Etiquetas
É uma especial leitura do Estoicismo vindo dos gregos, a filosofia de vida expendida por Alberto Caeiro (heterónimo de Fernando Pessoa (1888-1935)) no poema que mais à frente transcrevo integralmente.
Aceito as dificuldades da vida porque são o destino,
Como aceito o frio exccessivo no alto do inverno —
Calmamente, sem me queixar, como quem meramente aceita,
E encontra uma alegria no facto de aceitar —
No facto sublimemente científico e difícil de aceitar o natural inevitável.

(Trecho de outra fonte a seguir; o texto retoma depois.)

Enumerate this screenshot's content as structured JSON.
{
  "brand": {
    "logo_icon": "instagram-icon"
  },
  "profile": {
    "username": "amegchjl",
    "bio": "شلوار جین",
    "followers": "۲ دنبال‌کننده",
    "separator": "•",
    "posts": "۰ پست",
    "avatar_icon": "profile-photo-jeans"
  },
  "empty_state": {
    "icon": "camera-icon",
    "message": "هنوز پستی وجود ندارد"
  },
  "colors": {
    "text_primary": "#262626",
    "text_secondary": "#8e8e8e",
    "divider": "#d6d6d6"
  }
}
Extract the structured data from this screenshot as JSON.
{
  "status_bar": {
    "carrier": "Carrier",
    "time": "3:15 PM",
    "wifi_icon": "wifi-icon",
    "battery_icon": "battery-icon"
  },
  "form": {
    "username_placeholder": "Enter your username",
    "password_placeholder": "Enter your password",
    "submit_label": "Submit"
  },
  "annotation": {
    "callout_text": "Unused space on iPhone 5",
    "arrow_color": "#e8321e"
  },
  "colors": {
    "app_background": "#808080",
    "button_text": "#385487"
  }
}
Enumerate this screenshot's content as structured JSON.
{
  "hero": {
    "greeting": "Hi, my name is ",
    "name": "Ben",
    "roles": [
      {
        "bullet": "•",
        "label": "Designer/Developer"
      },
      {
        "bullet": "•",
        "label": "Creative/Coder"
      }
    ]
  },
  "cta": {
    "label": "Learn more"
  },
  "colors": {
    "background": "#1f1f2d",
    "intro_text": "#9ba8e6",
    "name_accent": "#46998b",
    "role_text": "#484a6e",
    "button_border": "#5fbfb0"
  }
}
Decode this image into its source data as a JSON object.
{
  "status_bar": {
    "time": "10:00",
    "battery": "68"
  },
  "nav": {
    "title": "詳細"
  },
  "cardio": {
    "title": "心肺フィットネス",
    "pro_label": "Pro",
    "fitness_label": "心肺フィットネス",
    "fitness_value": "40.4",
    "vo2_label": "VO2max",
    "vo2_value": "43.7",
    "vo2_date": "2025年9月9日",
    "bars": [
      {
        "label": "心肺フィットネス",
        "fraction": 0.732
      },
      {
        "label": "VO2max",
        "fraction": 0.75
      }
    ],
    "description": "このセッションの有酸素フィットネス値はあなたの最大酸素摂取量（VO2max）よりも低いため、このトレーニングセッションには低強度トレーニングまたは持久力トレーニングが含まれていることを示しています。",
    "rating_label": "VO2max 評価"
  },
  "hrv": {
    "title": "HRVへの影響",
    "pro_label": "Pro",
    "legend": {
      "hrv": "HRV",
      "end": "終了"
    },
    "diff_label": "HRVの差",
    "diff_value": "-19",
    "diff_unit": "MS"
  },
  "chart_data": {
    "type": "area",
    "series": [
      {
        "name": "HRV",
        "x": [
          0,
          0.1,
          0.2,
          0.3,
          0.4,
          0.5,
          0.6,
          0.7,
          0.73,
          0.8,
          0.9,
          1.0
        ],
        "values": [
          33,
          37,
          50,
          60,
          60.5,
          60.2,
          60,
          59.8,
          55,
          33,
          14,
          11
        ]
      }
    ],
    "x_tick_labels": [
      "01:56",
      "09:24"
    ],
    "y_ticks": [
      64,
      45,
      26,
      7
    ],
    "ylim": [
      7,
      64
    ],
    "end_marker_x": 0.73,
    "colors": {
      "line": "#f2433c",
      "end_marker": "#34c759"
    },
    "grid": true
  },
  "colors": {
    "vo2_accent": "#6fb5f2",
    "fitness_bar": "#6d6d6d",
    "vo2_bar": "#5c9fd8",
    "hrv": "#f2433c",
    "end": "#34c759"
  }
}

Nas voltas da vida, umas vezes a aprendizagem pelo sofrimento faz-se de sopetão, outras espalha-se ao longo da existência, entremeando a alegria de estar vivo com a experiência da dor em redor; mas cedo ou tarde, incorporamos a evidência de que a nossa capacidade de determinar o destino é restrita às opções de vida que escolhemos fazer. E o resto, o mundo e o seu voltear, seguem na sua indiferença. E da aceitação desta evidência decorre uma alegria tranquila que ecoa neste poema de Fernando Pessoa assinado Alberto Caeiro.
Mas tem mais, o poema. Tem o corolário da reflexão desenvolvida, e difícil de aceitar para mentes formadas no racionalismo, que o mundo não é compreensível apenas pela inteligência (e que caminho é preciso percorrer até aceitar esta outra evidência…):
Nasci sujeito como os outros a erros e a defeitos,
Mas nunca ao erro de querer compreender demais,
Mas nunca ao erro de querer compreender só com a inteligência,
Nunca ao defeito de exigir do mundo
Que fosse qualquer coisa que não fosse o mundo.
Feito o intróito, vamos ao poema completo.
Quando está frio no tempo frio, para mim é como se estivesse agradável,
Porque para o meu ser adequado à existência das coisas
O natural é o agradável só por ser natural.
Aceito as dificuldades da vida porque são o destino,
Como aceito o frio excessivo no alto do inverno —
Calmamente, sem me queixar, como quem meramente aceita,
E encontra uma alegria no facto de aceitar —
No facto sublimemente científico e difícil de aceitar o natural inevitável.
Que são para mim as doenças que tenho e o mal que me acontece
Senão o inverno da minha pessoa e da minha vida?
O inverno irregular, cujas leis de aparecimento desconheço,
Mas que existe para mim em virtude da mesma fatalidade sublime,
Da mesma inevitável exterioridade a mim,
Que o calor da terra no alto do verão
E o frio da terra no cimo do inverno.
Aceito por personalidade
Nasci sujeito como os outros a erros e a defeitos,
Mas nunca ao erro de querer compreender demais,
Mas nunca ao erro de querer compreender só com a inteligência,
Nunca ao defeito de exigir do mundo
Que fosse qualquer coisa que não fosse o mundo.
[24-10-1917]
Transcrito de Poemas Completos de Alberto Caeiro, recolha, transcrição e notas de Teresa Sobral Cunha, Editorial Presença, Lisboa 1994.
Nesta edição o poema tem o nº49 dos Poemas Inconjuntos.
Iconografia
No livro da vida, e nas suas múltiplas perspectivas, quadra, como alegoria, a imagem desta obra cubista de Juan Gris (1887-1927), O livro.